Controlled kinetic Monte Carlo simulation of laser improved nano particle deposition process

Thin film coating is important in many applications such as electrodes, sensors, and energy devices. Nano particle deposition is one of the most used additive manufacturing processes for coating. It has advantages of efficiency, cost effectiveness, and ease of controlling film properties. Recent experimental studies showed that laser can enhance the efficiency of the deposition process. However, there is still a lack of fundamental understanding of the laser treatment effect on nano particles, which makes process control difficult and ad hoc. In this research, the effect of laser treatment on morphological change of films in the nano particle deposition system is studied with controlled kinetic Monte Carlo (cKMC) simulation. cKMC is a generalized version of classical kinetic Monte Carlo, which can be used to simulate both controlled and self-assembly processes at atomistic level with larger sizes and longer time scales than molecular dynamics.

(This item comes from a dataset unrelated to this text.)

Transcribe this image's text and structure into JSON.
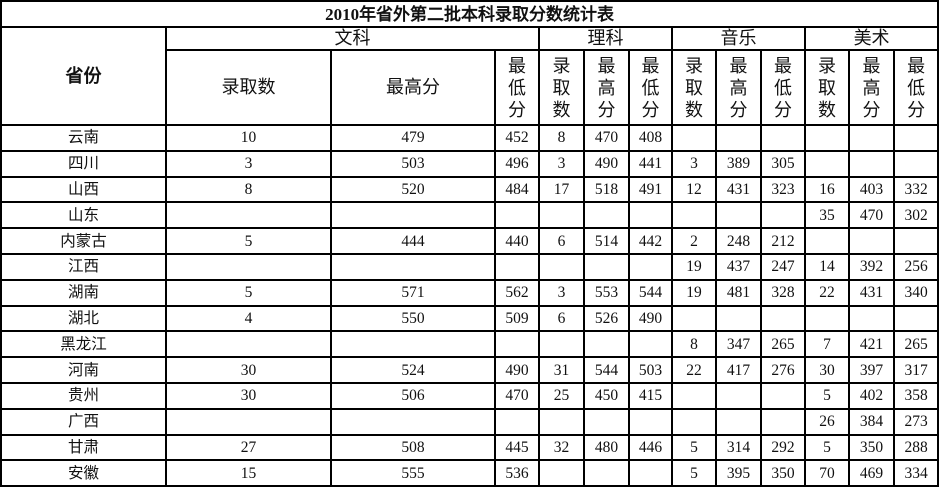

In this work, a coarse-grained cKMC model is constructed to simulate diffusion, laser irradiation, and deposition processes simultaneously. The simulation model is calibrated with experimental data. Different laser irradiation conditions on alumina particles are studied, which result in different thickness and porosity of the deposited layers. A Gaussian process regression modeling approach is also developed for model validation with the consideration of observation bias and discrepancy. Simulation results are in good agreement with the experimental results. (C) 2017 Published by Elsevier B.V.